Continuous epidemiological surveillance is extremely resource-intensive. Typically, a team of qualified clinicians continuously tracks reports of hospitalizations and medical activites in the region, along with follow-up information (when available). This involves the laborious task of parsing through millions of medical records, which can easily require thousands of man- hours. This has only gotten worse with the COVID-19 pandemic, which caused a massive backlog. We aim at lowering this cost and scaling the activities: by leveraging machine learning methods for natural language, we can automate most of this work, allowing professionals to focus on the analysis and not on the mechanical task of annotating documents. To this end, we’ve developed OLIM, a general end-to-end system for fitting models that identify maladies, medication use and more in patients’ medical records. The user starts by creating a label for the feature they want to detect, and can then use textual search tools along with automatic selectors to locate medical record entries to label in regards to the task at hand.

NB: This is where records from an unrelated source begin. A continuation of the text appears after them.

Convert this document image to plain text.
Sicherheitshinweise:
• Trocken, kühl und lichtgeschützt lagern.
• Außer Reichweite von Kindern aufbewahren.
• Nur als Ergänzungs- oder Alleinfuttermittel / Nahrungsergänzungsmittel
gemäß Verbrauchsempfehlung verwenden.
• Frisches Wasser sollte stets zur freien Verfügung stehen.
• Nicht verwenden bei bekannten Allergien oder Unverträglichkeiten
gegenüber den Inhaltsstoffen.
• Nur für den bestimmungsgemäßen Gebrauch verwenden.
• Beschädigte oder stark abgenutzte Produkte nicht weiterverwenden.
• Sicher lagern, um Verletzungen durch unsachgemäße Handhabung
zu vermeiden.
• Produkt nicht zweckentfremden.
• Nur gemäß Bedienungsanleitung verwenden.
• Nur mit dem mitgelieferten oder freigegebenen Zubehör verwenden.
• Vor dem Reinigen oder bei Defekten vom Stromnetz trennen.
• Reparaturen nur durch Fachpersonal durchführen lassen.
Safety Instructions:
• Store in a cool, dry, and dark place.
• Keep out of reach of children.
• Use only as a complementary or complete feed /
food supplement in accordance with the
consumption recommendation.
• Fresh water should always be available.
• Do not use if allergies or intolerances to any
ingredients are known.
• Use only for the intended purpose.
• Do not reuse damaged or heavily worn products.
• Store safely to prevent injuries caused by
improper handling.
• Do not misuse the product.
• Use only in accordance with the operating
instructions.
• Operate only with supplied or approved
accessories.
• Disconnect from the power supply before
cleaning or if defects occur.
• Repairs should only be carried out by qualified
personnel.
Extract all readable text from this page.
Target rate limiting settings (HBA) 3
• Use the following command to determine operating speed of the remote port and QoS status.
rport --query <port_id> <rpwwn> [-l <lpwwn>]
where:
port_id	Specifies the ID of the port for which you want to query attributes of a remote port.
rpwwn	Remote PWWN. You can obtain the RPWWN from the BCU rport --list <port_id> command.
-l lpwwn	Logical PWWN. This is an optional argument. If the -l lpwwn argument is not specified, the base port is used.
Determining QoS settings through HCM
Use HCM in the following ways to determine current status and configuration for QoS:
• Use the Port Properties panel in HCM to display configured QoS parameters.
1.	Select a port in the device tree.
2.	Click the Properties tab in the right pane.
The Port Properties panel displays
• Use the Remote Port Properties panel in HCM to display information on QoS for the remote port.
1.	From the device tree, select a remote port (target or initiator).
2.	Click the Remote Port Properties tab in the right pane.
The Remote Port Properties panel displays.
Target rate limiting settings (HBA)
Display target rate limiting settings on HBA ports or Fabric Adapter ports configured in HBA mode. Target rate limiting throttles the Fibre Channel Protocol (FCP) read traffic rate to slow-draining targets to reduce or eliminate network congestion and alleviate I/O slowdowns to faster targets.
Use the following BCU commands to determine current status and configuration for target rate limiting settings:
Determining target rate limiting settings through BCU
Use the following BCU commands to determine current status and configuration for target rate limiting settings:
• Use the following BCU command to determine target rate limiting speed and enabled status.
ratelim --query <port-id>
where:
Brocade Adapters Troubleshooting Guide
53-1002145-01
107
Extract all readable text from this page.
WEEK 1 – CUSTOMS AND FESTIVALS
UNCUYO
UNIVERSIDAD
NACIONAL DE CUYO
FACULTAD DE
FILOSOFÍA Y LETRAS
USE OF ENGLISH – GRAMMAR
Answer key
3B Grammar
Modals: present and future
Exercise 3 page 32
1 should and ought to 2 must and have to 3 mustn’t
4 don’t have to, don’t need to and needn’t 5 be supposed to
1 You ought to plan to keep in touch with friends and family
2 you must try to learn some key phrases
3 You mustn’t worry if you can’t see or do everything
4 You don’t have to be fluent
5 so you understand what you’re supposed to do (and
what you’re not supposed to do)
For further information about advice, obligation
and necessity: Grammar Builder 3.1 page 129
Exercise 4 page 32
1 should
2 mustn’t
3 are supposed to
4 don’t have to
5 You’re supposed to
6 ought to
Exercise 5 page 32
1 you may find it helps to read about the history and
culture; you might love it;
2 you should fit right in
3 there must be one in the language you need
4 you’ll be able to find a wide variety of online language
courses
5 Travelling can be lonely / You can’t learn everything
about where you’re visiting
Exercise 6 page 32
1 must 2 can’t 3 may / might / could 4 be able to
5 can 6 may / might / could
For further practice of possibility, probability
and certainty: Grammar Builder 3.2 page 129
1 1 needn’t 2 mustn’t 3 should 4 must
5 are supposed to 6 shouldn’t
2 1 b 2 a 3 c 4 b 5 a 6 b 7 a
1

Once there are enough labels, the user can get a fine-tuned model capable of performing the desired task with great accuracy. With a good model in hand, the system leverages conformal prediction tools to automatically label, in a matter of seconds, all the medical records present, while providing sound uncertainty quantification. OLIM has already been tested in collaboration with the Municipal Health Department of Florianópolis and Grupo Hospitalar Concei ̧c ̃ao, where it was used to automate the classification of 13 different symptoms closely associated with long COVID syndrome. We were able to automatically label all but a handful of the relevant medical records in the 2020-2022 range with over 90% confidence.